Tıpkı 2004 yılında Dünya Miras Listesi’ne eklenme yolunu açan Ani’nin Askeri Yasak Bölge kapsamından çıkarılmasında olduğu gibi Tahmasb Tabya da halka açıldığında Kars Zaferi’ne duyulan ilgi artacak, Gazilik Madalyası’nın yolu açılacaktır.

Turizmcilerin jargonuyla söylersek bu durum yeni bir “destinasyon” yaratarak Covid 19 günlerinde kayba uğrayan Kars ekonomisine de görece bir katkı sağlayabilir.

Tahmasb Tabya askeri bölge içerisinde bulunan tabyaların başlangıcında ve diğerlerinden tamamen bağımsız olarak ulaşılabilecek bir noktadadır.
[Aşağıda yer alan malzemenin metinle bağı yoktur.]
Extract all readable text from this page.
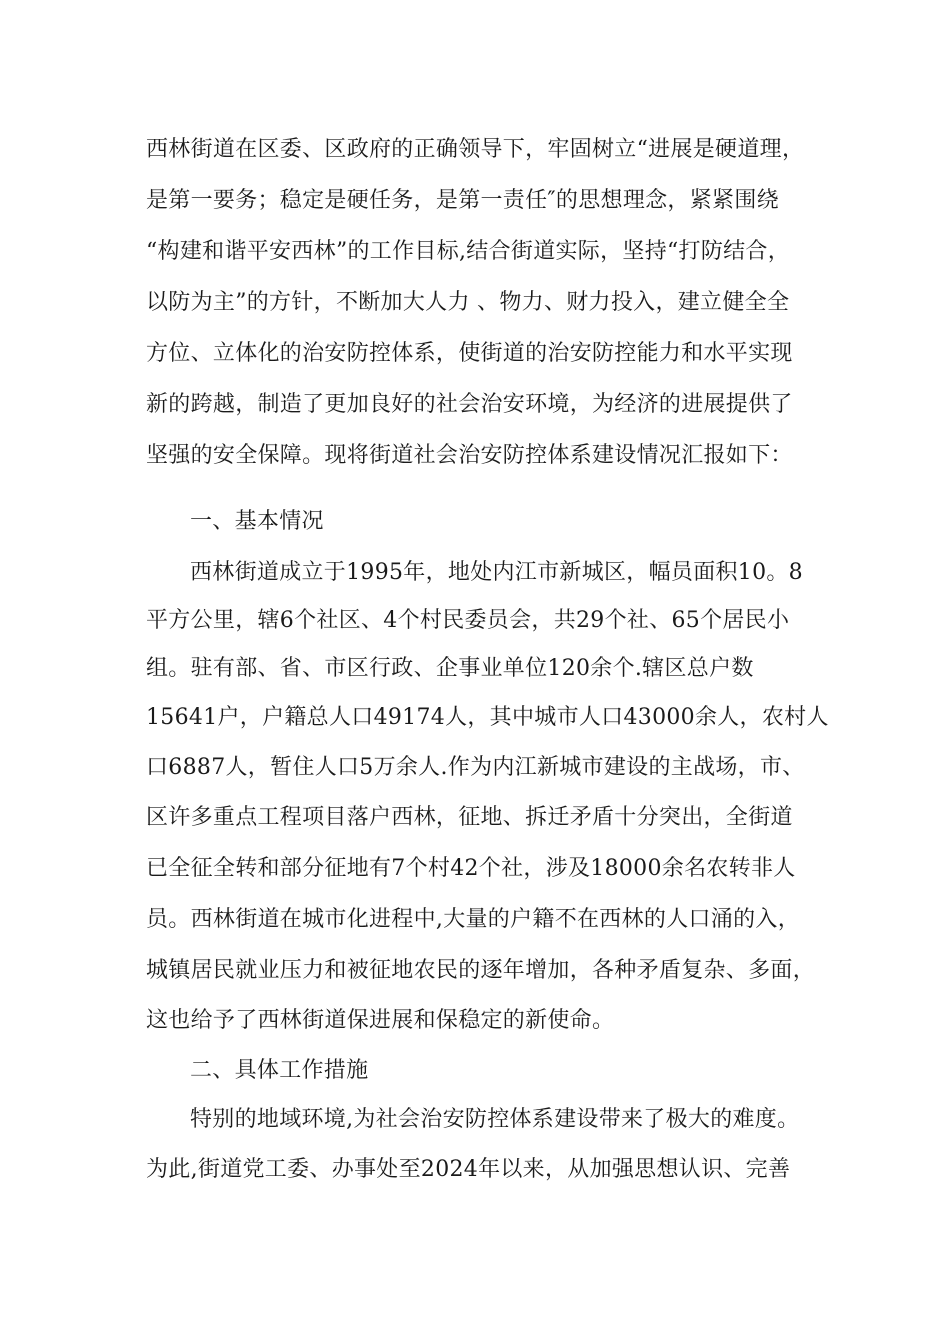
西林街道在区委、区政府的正确领导下，牢固树立“进展是硬道理，
是第一要务；稳定是硬任务，是第一责任″的思想理念，紧紧围绕
“构建和谐平安西林”的工作目标,结合街道实际，坚持“打防结合，
以防为主”的方针，不断加大人力 、物力、财力投入，建立健全全
方位、立体化的治安防控体系，使街道的治安防控能力和水平实现
新的跨越，制造了更加良好的社会治安环境，为经济的进展提供了
坚强的安全保障。现将街道社会治安防控体系建设情况汇报如下：
一、基本情况
西林街道成立于1995年，地处内江市新城区，幅员面积10。8
平方公里，辖6个社区、4个村民委员会，共29个社、65个居民小
组。驻有部、省、市区行政、企事业单位120余个.辖区总户数
15641户，户籍总人口49174人，其中城市人口43000余人，农村人
口6887人，暂住人口5万余人.作为内江新城市建设的主战场，市、
区许多重点工程项目落户西林，征地、拆迁矛盾十分突出，全街道
已全征全转和部分征地有7个村42个社，涉及18000余名农转非人
员。西林街道在城市化进程中,大量的户籍不在西林的人口涌的入，
城镇居民就业压力和被征地农民的逐年增加，各种矛盾复杂、多面，
这也给予了西林街道保进展和保稳定的新使命。
二、具体工作措施
特别的地域环境,为社会治安防控体系建设带来了极大的难度。
为此,街道党工委、办事处至2024年以来，从加强思想认识、完善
Bu bakımdan denetim altında halka açılması diğer tabyaların güvenliğini olumsuz yönde etkilemeyecektir.  

 

[1] W.D.E. Allen, Paul Muratoff, Kafkas Harekâtı, 1828-1921, Türk Kafkas Sınırındaki Harplerin Tarihi, Genelkurmay Basımevi, Ankara, 1966, s. 88.

[2] British Government Papers, Relative to Military Affaırs in Asiatic Turkey and the Defence and Capitulation of Kars, Harfield Books of London, 1856, p. 310.
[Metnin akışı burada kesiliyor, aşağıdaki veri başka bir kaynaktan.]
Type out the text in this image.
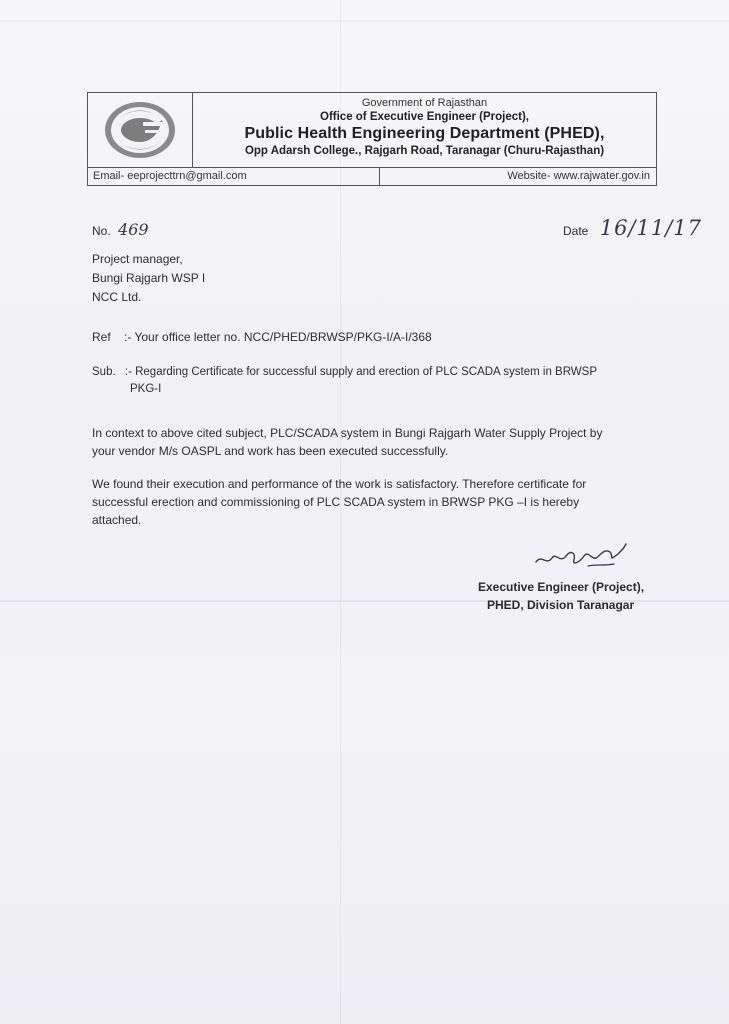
Government of Rajasthan
Office of Executive Engineer (Project),
Public Health Engineering Department (PHED),
Opp Adarsh College., Rajgarh Road, Taranagar (Churu-Rajasthan)
Email- eeprojecttrn@gmail.com	Website- www.rajwater.gov.in
No. 469	Date 16/11/17
Project manager,
Bungi Rajgarh WSP I
NCC Ltd.
Ref :- Your office letter no. NCC/PHED/BRWSP/PKG-I/A-I/368
Sub. :- Regarding Certificate for successful supply and erection of PLC SCADA system in BRWSP
PKG-I
In context to above cited subject, PLC/SCADA system in Bungi Rajgarh Water Supply Project by
your vendor M/s OASPL and work has been executed successfully.
We found their execution and performance of the work is satisfactory. Therefore certificate for
successful erection and commissioning of PLC SCADA system in BRWSP PKG –I is hereby
attached.
Executive Engineer (Project),
PHED, Division Taranagar
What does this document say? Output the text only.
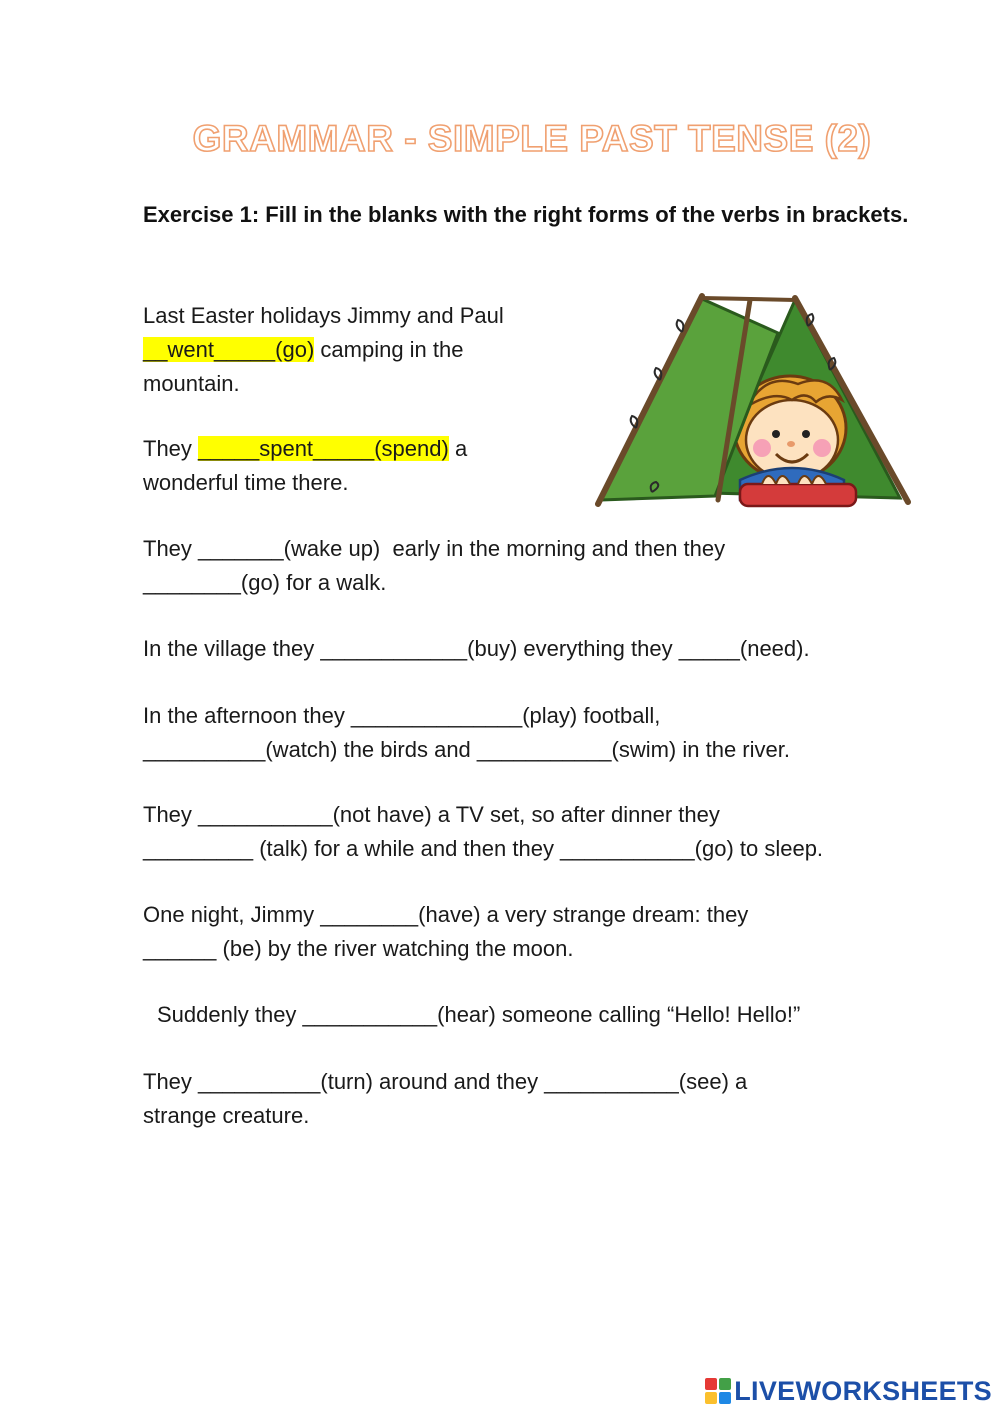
GRAMMAR - SIMPLE PAST TENSE (2)
Exercise 1: Fill in the blanks with the right forms of the verbs in brackets.
Last Easter holidays Jimmy and Paul
__went_____(go) camping in the
mountain.
They _____spent_____(spend) a
wonderful time there.
They _______(wake up)  early in the morning and then they
________(go) for a walk.
In the village they ____________(buy) everything they _____(need).
In the afternoon they ______________(play) football,
__________(watch) the birds and ___________(swim) in the river.
They ___________(not have) a TV set, so after dinner they
_________ (talk) for a while and then they ___________(go) to sleep.
One night, Jimmy ________(have) a very strange dream: they
______ (be) by the river watching the moon.
Suddenly they ___________(hear) someone calling “Hello! Hello!”
They __________(turn) around and they ___________(see) a
strange creature.
LIVEWORKSHEETS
[3] Candan Badem, Kırım Savaşı ve Osmanlılar, Çeviren: Eşref Bengi Özbilen, Türkiye İş Bankası Yayınları, İstanbul 2017, s. 248.

[4] György Kmety, “Kars Savunması ve 29 Eylül 1855 Bir Hatırat”, Macar Generalleri Osmanlı Hizmetinde: Hurşit Paşa ve İsmail Paşa, Macar-Türk Dostluk Derneği, Budapeşte, 2013, s. 123. George Kmety, A Narrative of the Defence of Kars on the 29th September, 1855, Late Hungarian General, Now Lieutenant-General Ismail Pasha, in the Service of His Majesty the Sultan (Translated from the German), Second Edition, James Ridgway, Piccadilly, London, 1856, p. 26.
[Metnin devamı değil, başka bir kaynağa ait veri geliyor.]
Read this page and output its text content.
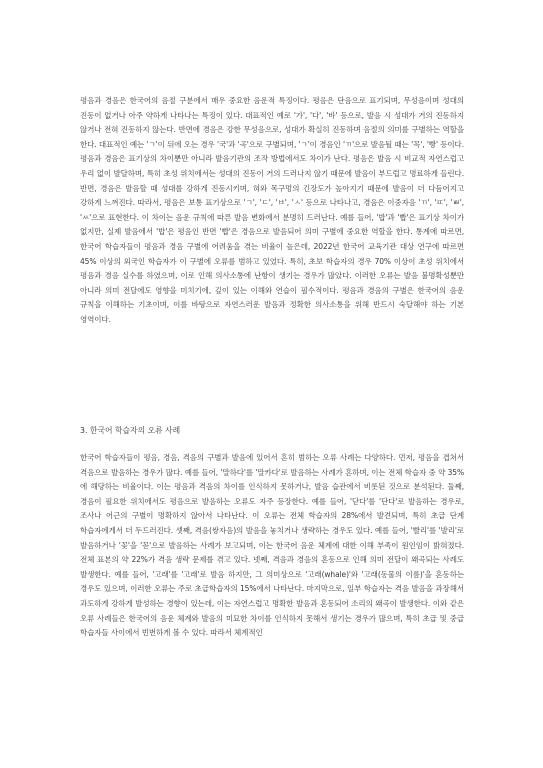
평음과 경음은 한국어의 음절 구분에서 매우 중요한 음운적 특징이다. 평음은 단음으로 표기되며, 무성음이며 성대의 진동이 없거나 아주 약하게 나타나는 특징이 있다. 대표적인 예로 '가', '다', '바' 등으로, 발음 시 성대가 거의 진동하지 않거나 전혀 진동하지 않는다. 반면에 경음은 강한 무성음으로, 성대가 확실히 진동하며 음절의 의미를 구별하는 역할을 한다. 대표적인 예는 'ㄱ'이 뒤에 오는 경우 '국'과 '곡'으로 구별되며, 'ㄱ'이 경음인 'ㄲ'으로 발음될 때는 '꼭', '빵' 등이다. 평음과 경음은 표기상의 차이뿐만 아니라 발음기관의 조작 방법에서도 차이가 난다. 평음은 발음 시 비교적 자연스럽고 우리 없이 발달하며, 특히 초성 위치에서는 성대의 진동이 거의 드러나지 않기 때문에 발음이 부드럽고 명료하게 들린다. 반면, 경음은 발음할 때 성대를 강하게 진동시키며, 혀와 목구멍의 긴장도가 높아지기 때문에 발음이 더 다듬어지고 강하게 느껴진다. 따라서, 평음은 보통 표기상으로 'ㄱ', 'ㄷ', 'ㅂ', 'ㅅ' 등으로 나타나고, 경음은 이중자음 'ㄲ', 'ㄸ', 'ㅃ', 'ㅆ'으로 표현한다. 이 차이는 음운 규칙에 따른 발음 변화에서 분명히 드러난다. 예를 들어, '밥'과 '빱'은 표기상 차이가 없지만, 실제 발음에서 '밥'은 평음인 반면 '빱'은 경음으로 발음되어 의미 구별에 중요한 역할을 한다. 통계에 따르면, 한국어 학습자들이 평음과 경음 구별에 어려움을 겪는 비율이 높은데, 2022년 한국어 교육기관 대상 연구에 따르면 45% 이상의 외국인 학습자가 이 구별에 오류를 범하고 있었다. 특히, 초보 학습자의 경우 70% 이상이 초성 위치에서 평음과 경음 실수를 하였으며, 이로 인해 의사소통에 난항이 생기는 경우가 많았다. 이러한 오류는 발음 불명확성뿐만 아니라 의미 전달에도 영향을 미치기에, 깊이 있는 이해와 연습이 필수적이다. 평음과 경음의 구별은 한국어의 음운 규칙을 이해하는 기초이며, 이를 바탕으로 자연스러운 발음과 정확한 의사소통을 위해 반드시 숙달해야 하는 기본 영역이다.

3. 한국어 학습자의 오류 사례

한국어 학습자들이 평음, 경음, 격음의 구별과 발음에 있어서 흔히 범하는 오류 사례는 다양하다. 먼저, 평음을 겹쳐서 격음으로 발음하는 경우가 많다. 예를 들어, '말하다'를 '말카다'로 발음하는 사례가 흔하며, 이는 전체 학습자 중 약 35%에 해당하는 비율이다. 이는 평음과 격음의 차이를 인식하지 못하거나, 발음 습관에서 비롯된 것으로 분석된다. 둘째, 경음이 필요한 위치에서도 평음으로 발음하는 오류도 자주 등장한다. 예를 들어, '닫다'를 '단다'로 발음하는 경우로, 조사나 어근의 구별이 명확하지 않아서 나타난다. 이 오류는 전체 학습자의 28%에서 발견되며, 특히 초급 단계 학습자에게서 더 두드러진다. 셋째, 격음(쌍자음)의 발음을 놓치거나 생략하는 경우도 있다. 예를 들어, '빨리'를 '발리'로 발음하거나 '꽃'을 '꼳'으로 발음하는 사례가 보고되며, 이는 한국어 음운 체계에 대한 이해 부족이 원인임이 밝혀졌다. 전체 표본의 약 22%가 격음 생략 문제를 겪고 있다. 넷째, 격음과 경음의 혼동으로 인해 의미 전달이 왜곡되는 사례도 발생한다. 예를 들어, '고래'를 '고래'로 발음 하지만, 그 의미상으로 '고래(whale)'와 '고래(동물의 이름)'을 혼동하는 경우도 있으며, 이러한 오류는 주로 초급학습자의 15%에서 나타난다. 마지막으로, 일부 학습자는 격음 발음을 과장해서 과도하게 강하게 발성하는 경향이 있는데, 이는 자연스럽고 명확한 발음과 혼동되어 소리의 왜곡이 발생한다. 이와 같은 오류 사례들은 한국어의 음운 체계와 발음의 미묘한 차이를 인식하지 못해서 생기는 경우가 많으며, 특히 초급 및 중급 학습자들 사이에서 빈번하게 볼 수 있다. 따라서 체계적인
[5] Bu değerlendirmelere esas olacak incelemeler için iki kez Genelkurmay Başkanlığından yazılı izin aldım. Ayrıca bu sene ağustos ayında Paşaçayır sırtlarıyla Şorak köyünde yaptığım incelemelerde, İsmail Paşa’nın ateş emrini verdiği, Rus komuta kademesindekilerin öldüğü ya da yaralandıklarını düşündüğüm yerin fotoğrafı ile taş baskı resmin tam örtüştüğünü belirtmek isterim.

[6] György Kmety, agy, s. 143. George Kmety, agy, s. 45.

[7] Fahrettin Kırzıoğlu, 100. Yıldönümü Dolayısıyla 1855 Kars zaferi, Işıl Matbaası, İstanbul, 1955, s. 177-178.

[8] agy, s. 190.

[9] Zekeriya Kurşun, “Kırım Savaşı ve Paris Anlaşmasının Kamuoyu ile Paylaşılması”, Savaştan Barışa: 150. Yıldönümünde Kırım Savaşı ve Paris Antlaşması (1853-1856) 22-23 Mayıs 2006, Bildiriler, İstanbul 2007, s. 198.